Lo scorso anno ricordavo e mi cito direttamente:

 “Non faccio qui un resoconto delle iniziative individuali a sostegno della Nyumba-ali: sono tante, spontanee, meravigliose, ma chi le compie di norma preferisce rimanere anonimo per discrezione, modestia, generosità.

Taccio anche gli introiti crescenti del 5 per 1000 che sono sicuri indicatori della condivisione diffusa che ci accompagna.

Mi riferisco invece a quelle iniziative che hanno una visibilità ormai consolidata e che garantiscono circa il 20% degli introiti annuali.

La festa di primavera alla “Ca’ bura” è stato l’appuntamento con cui apriamo abitualmente La stagione: un appuntamento che da subito ha rivelato l’alto concorso delle solidarietà, espresso dal numero delle nostre esposizioni, dalla varietà delle iniziative, dall’accoglienza degli amici del centro sociale della “Ca’ bura”e dalla presenza di una cerchia di partecipanti sempre più ampia e sempre meno occasionale.

Voglio ringraziare Gabriella Lippolis e la sua band per l’interpretazione di canti della tradizione tanzaniana e compiacermi dei consensi conseguiti.

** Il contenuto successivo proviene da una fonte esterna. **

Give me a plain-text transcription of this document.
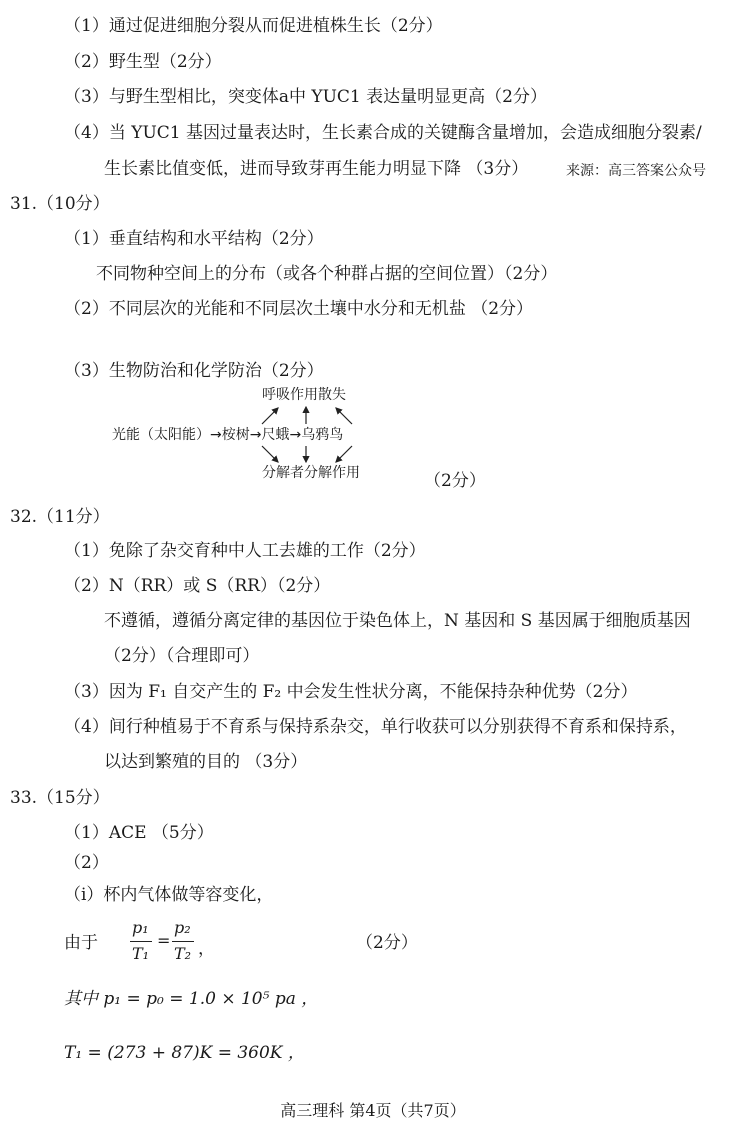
（1）通过促进细胞分裂从而促进植株生长（2分）
（2）野生型（2分）
（3）与野生型相比，突变体a中 YUC1 表达量明显更高（2分）
（4）当 YUC1 基因过量表达时，生长素合成的关键酶含量增加，会造成细胞分裂素/
生长素比值变低，进而导致芽再生能力明显下降 （3分）	来源：高三答案公众号
31.（10分）
（1）垂直结构和水平结构（2分）
不同物种空间上的分布（或各个种群占据的空间位置）（2分）
（2）不同层次的光能和不同层次土壤中水分和无机盐 （2分）
（3）生物防治和化学防治（2分）
呼吸作用散失
光能（太阳能）→桉树→尺蛾→乌鸦鸟
分解者分解作用	（2分）
32.（11分）
（1）免除了杂交育种中人工去雄的工作（2分）
（2）N（RR）或 S（RR）（2分）
不遵循，遵循分离定律的基因位于染色体上，N 基因和 S 基因属于细胞质基因
（2分）（合理即可）
（3）因为 F₁ 自交产生的 F₂ 中会发生性状分离，不能保持杂种优势（2分）
（4）间行种植易于不育系与保持系杂交，单行收获可以分别获得不育系和保持系，
以达到繁殖的目的 （3分）
33.（15分）
（1）ACE （5分）
（2）
（i）杯内气体做等容变化，
由于
p₁
T₁
=
p₂
T₂ ，	（2分）
其中 p₁ = p₀ = 1.0 × 10⁵ pa ，
T₁ = (273 + 87)K = 360K ，
高三理科 第4页（共7页）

Abbiamo poi allestito il mercatino degli abiti donati, realizzato con le amiche dell’associazione “Margherita” sia all’inizio dell’estate sia all’inizio dell’inverno. Anche in queste occasioni abbiamo registrato un grande afflusso di persone, per lo più    diverse dai partecipanti alla festa della primavera.

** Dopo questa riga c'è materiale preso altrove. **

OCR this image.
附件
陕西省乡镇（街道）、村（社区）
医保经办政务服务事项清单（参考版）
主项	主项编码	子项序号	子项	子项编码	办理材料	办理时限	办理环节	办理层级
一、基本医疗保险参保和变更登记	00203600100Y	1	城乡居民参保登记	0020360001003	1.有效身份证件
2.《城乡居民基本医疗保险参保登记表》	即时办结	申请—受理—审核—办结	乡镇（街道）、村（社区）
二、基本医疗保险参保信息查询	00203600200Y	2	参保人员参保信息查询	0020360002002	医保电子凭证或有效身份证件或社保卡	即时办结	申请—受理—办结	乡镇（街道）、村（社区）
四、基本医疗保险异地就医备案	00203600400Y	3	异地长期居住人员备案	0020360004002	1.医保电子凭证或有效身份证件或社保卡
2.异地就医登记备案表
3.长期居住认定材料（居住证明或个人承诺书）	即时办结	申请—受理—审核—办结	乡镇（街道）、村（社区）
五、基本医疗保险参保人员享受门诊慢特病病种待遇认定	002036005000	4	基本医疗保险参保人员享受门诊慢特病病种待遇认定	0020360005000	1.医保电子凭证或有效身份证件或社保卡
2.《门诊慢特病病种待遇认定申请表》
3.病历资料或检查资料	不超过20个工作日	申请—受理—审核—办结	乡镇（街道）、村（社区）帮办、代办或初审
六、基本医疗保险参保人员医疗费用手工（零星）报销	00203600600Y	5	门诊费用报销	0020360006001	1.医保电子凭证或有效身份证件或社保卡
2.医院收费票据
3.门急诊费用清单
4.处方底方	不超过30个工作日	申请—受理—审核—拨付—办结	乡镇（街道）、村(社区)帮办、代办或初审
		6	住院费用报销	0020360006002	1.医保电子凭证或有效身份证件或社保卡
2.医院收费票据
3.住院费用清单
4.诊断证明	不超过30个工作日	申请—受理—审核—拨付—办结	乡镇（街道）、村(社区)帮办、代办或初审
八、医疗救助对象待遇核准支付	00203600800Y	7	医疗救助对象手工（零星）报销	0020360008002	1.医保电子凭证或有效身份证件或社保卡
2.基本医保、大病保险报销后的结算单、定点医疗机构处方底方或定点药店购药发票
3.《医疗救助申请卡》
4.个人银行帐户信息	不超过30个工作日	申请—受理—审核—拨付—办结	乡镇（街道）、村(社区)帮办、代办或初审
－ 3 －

Anche nel 2010 si è ripetuta la raccolta della lavanda nel mese di luglio grazie alla squisita ospitali tà di Francesco Piero e di Annarita nella loro incantevole residenza della “Balosa”.

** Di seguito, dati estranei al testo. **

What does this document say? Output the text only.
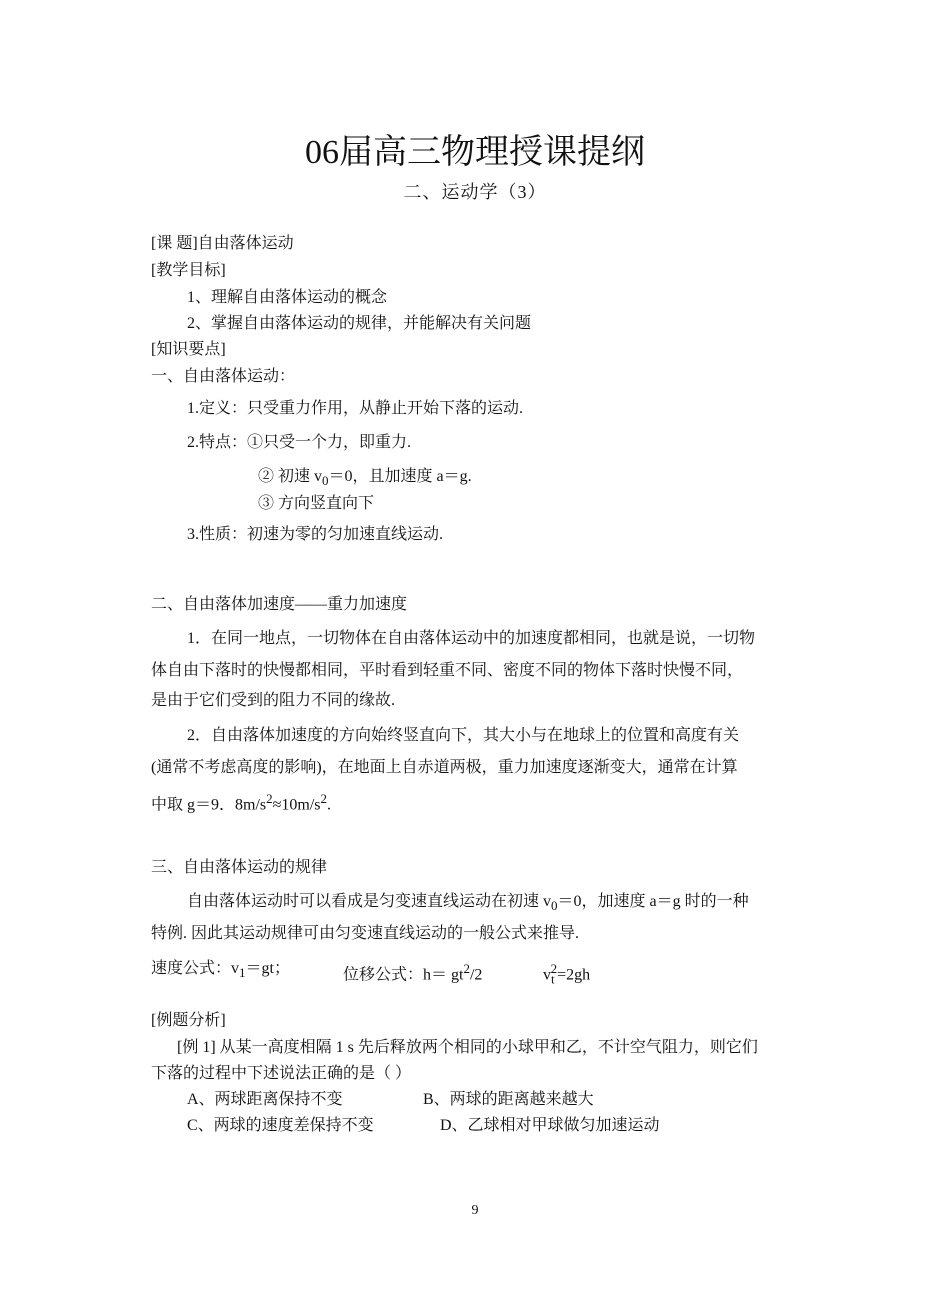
06届高三物理授课提纲
二、运动学（3）
[课 题]自由落体运动
[教学目标]
1、理解自由落体运动的概念
2、掌握自由落体运动的规律，并能解决有关问题
[知识要点]
一、自由落体运动：
1.定义：只受重力作用，从静止开始下落的运动.
2.特点：①只受一个力，即重力.
② 初速 $v_0=0$，且加速度 a＝g.
③ 方向竖直向下
3.性质：初速为零的匀加速直线运动.
二、自由落体加速度——重力加速度
1．在同一地点，一切物体在自由落体运动中的加速度都相同，也就是说，一切物
体自由下落时的快慢都相同，平时看到轻重不同、密度不同的物体下落时快慢不同，
是由于它们受到的阻力不同的缘故.
2．自由落体加速度的方向始终竖直向下，其大小与在地球上的位置和高度有关
(通常不考虑高度的影响)，在地面上自赤道两极，重力加速度逐渐变大，通常在计算
中取 g＝9．$8m/s^2\approx 10m/s^2$.
三、自由落体运动的规律
自由落体运动时可以看成是匀变速直线运动在初速 $v_0=0$，加速度 a＝g 时的一种
特例. 因此其运动规律可由匀变速直线运动的一般公式来推导.
速度公式：$v_1=gt$；	位移公式：$h= gt^2/2$	$v_t^2=2gh$
[例题分析]
[例 1] 从某一高度相隔 1 s 先后释放两个相同的小球甲和乙，不计空气阻力，则它们
下落的过程中下述说法正确的是（ ）
A、两球距离保持不变	B、两球的距离越来越大
C、两球的速度差保持不变	D、乙球相对甲球做匀加速运动
9
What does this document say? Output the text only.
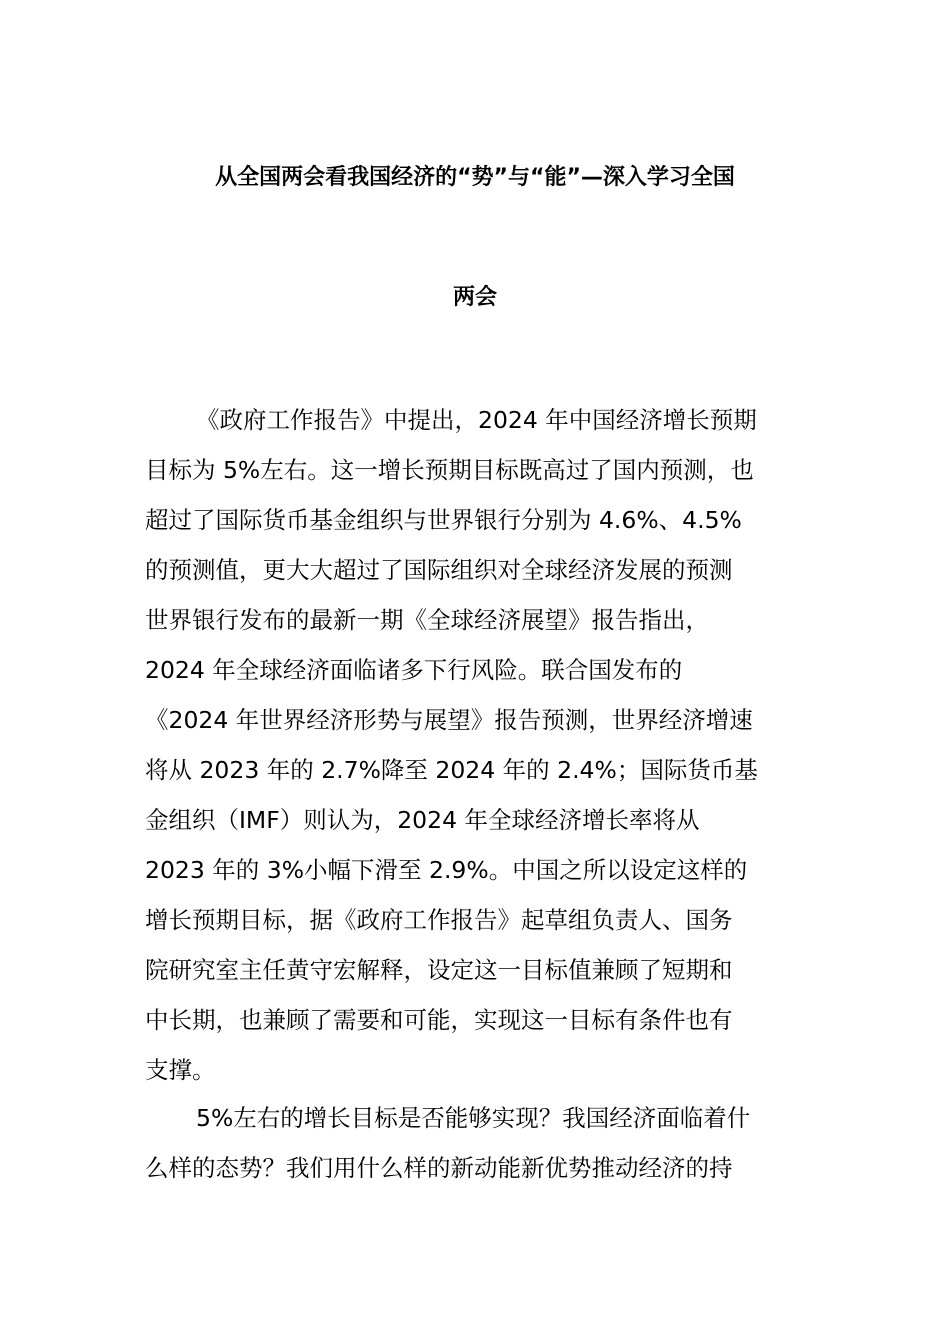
从全国两会看我国经济的“势”与“能”—深入学习全国
两会
《政府工作报告》中提出，2024 年中国经济增长预期
目标为 5%左右。这一增长预期目标既高过了国内预测，也
超过了国际货币基金组织与世界银行分别为 4.6%、4.5%
的预测值，更大大超过了国际组织对全球经济发展的预测
世界银行发布的最新一期《全球经济展望》报告指出，
2024 年全球经济面临诸多下行风险。联合国发布的
《2024 年世界经济形势与展望》报告预测，世界经济增速
将从 2023 年的 2.7%降至 2024 年的 2.4%；国际货币基
金组织（IMF）则认为，2024 年全球经济增长率将从
2023 年的 3%小幅下滑至 2.9%。中国之所以设定这样的
增长预期目标，据《政府工作报告》起草组负责人、国务
院研究室主任黄守宏解释，设定这一目标值兼顾了短期和
中长期，也兼顾了需要和可能，实现这一目标有条件也有
支撑。
5%左右的增长目标是否能够实现？我国经济面临着什
么样的态势？我们用什么样的新动能新优势推动经济的持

Non può essere taciuta la tradizionale lotteria di Natale con la consueta presenza di tanti partecipanti. E’ un’iniziativa che ci permette sempre di coinvolgere insegnanti, studenti e genitori di alcune scuole bolognesi (ai licei Galvani e Copernico va aggiunto l’istituto agrario Serpieri) e di constatare quanto la solidarietà attorno all’associazione si mantenga anno dopo anno nonostante la crisi economica che ha cominciato a farsi sentire.

A questo proposito voglio ringraziare Lorenzo, Lisa, Rachele, Sara, menzionabili per l’impegno e la passione profusi nell’organizzare i banchetti.

Un appuntamento istituzionale, particolarmente riuscito, è stato quello della festa delle “volontassociate” del 2 ottobre, promosso dalla Provincia di Bologna per mezzo della Volabo, che ci offre sempre in modo puntuale assistenza e consulenza tutte le volte che ricorriamo ad essa.

Anche quest’anno la nostra partecipazione non si è limitata ad una presenza di banchetti, ma ha comportato un impegno attivo nell’organizzazione generale e a tale proposito merita un riconoscimento particolare Valentina che ha continuato a dedicare molto del suo tempo e della sua creatività a tale evento.

Oltre alla presenza sul territorio è fondamentale curare la comunicazione di ciò che siamo e che facciamo.

Un bel progresso da questo punto di vista è stato compiuto con la ristrutturazione del nostro sito, più razionale, più ordinato, più facilmente consultabile.

Al nostro sito va attribuita una crescente importanza per la quantità di avvenimenti, l’estensione delle relazioni, l’accumulazione del patrimonio documentario. Esso non dovrà essere solo frequentemente aggiornato , ma anche trasformato in un archivio di consultazione e di ricerca.